If you live on a street that is full of potholes and the town mayor tells you that the only way that the village can repave the road is to cut taxes on the wealthy - because of a deficit in the local budget - you are caught between a rock and, well, a pothole.
If the community newspaper carries the message of the mayor that only by cutting taxes on the rich and corporations can the street be fixed - and cutting services to the poor, veterans and jobless - it's hard to be cognizant of an alternative.
And that is the lopsided situation we are in right now in the US, where the Republicans have capitalized on a four-decade campaign to sink governments at the federal and local level into massive debt, and then resort to "disaster capitalism" (as Naomi Klein calls it, echoing Milton Friedman) by taking advantage of a misinformed public who only hears, for the most part, about a tax-cutting-for-the-rich and corporations-deficit reduction perspective on budgets.
What's strikingly odd about this "conventional wisdom" of the GOP; right-wing think tanks; the corporate media; and even some Democratic, DC, insiders, is that it is out of sync with the American public when polled on specific policy options.
A recent Washington Post poll revealed that 72 percent of Americans support raising taxes on those with incomes over $250,000. Only 21 percent support cutting spending on Medicare.
A McClatchy-Marist poll was even more eye-opening:
In a McClatchy-Marist poll released this week, 70% of registered voters who identify with the Tea Party opposed making cuts to either Medicare or Medicaid - the government-run health programs for the elderly and the poor - to help reduce the nation's deficit. Meanwhile, only 28% of tea partiers said they'd be willing to cut spending on those two programs.
Yes, that's right, according to this poll, most people associated with the Tea Party oppose cutting government-administered Medicare and Medicaid by a lopsided margin.

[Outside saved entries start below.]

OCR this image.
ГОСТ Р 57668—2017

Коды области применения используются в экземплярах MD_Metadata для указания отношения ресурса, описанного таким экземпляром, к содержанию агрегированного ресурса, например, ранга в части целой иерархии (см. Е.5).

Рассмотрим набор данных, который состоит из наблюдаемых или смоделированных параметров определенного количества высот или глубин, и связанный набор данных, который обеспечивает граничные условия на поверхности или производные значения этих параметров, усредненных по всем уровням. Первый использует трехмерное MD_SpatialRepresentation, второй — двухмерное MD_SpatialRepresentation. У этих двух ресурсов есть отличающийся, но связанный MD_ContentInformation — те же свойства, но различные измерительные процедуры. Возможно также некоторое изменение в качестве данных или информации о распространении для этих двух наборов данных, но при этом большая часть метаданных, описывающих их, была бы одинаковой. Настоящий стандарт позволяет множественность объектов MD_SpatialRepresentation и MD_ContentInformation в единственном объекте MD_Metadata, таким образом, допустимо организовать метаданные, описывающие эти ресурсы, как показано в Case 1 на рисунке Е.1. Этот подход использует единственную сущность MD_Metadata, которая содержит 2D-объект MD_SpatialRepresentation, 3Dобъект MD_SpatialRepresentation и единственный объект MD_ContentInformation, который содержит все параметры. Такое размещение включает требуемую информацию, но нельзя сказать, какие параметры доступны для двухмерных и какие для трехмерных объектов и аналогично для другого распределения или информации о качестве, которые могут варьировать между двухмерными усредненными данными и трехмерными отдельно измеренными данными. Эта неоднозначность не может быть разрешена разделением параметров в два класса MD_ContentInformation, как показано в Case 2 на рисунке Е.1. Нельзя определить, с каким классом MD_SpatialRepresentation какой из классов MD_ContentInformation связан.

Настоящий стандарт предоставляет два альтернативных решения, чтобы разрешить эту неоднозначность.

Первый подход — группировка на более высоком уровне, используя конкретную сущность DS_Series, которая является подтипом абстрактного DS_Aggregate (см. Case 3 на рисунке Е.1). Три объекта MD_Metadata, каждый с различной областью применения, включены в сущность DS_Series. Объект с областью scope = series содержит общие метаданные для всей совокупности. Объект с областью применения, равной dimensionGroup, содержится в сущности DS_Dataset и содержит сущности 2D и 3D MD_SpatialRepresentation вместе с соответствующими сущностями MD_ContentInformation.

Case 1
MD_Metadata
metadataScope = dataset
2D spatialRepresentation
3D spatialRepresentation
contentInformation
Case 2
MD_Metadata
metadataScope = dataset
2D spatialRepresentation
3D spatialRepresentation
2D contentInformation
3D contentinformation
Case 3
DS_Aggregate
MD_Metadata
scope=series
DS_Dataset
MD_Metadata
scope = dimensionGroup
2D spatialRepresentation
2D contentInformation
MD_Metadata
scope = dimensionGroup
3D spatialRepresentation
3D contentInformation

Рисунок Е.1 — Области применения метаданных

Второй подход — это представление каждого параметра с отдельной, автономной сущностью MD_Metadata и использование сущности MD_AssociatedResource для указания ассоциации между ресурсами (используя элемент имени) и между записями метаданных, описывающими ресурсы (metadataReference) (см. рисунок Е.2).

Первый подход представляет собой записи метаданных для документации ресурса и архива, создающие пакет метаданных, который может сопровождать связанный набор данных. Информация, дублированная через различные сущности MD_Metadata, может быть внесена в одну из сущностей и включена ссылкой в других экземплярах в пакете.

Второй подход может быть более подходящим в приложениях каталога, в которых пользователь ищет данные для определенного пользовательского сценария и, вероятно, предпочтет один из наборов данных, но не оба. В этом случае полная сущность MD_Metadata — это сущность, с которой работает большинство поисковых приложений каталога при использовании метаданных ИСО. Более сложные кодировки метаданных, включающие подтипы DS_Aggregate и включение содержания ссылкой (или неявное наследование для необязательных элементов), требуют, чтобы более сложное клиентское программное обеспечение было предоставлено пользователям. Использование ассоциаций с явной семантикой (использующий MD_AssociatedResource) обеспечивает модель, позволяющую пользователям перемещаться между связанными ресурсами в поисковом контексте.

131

On many other progressive issues concerning what President Obama calls "the social contract" with Americans, most US citizens agree with supporting programs for the common good and doing that, in part, by increasing taxes on the rich.
But Washington, DC, and the GOP revolt in the states exist in a bubble of long-term right-wing propaganda that uses pressure and bullying to create a sense of impending doom in order to "shock" the public into allowing the passage of regressive legislation.
Only by clarifying the specifics, as President Obama has begun to do, will there be an honest public debate. But it appears that the jury is in on increasing taxes on the rich and saving the social safety net. The message just hasn't reached DC or some state capitols yet, what with all the lobbyist and Koch brothers' money floating into campaign funds.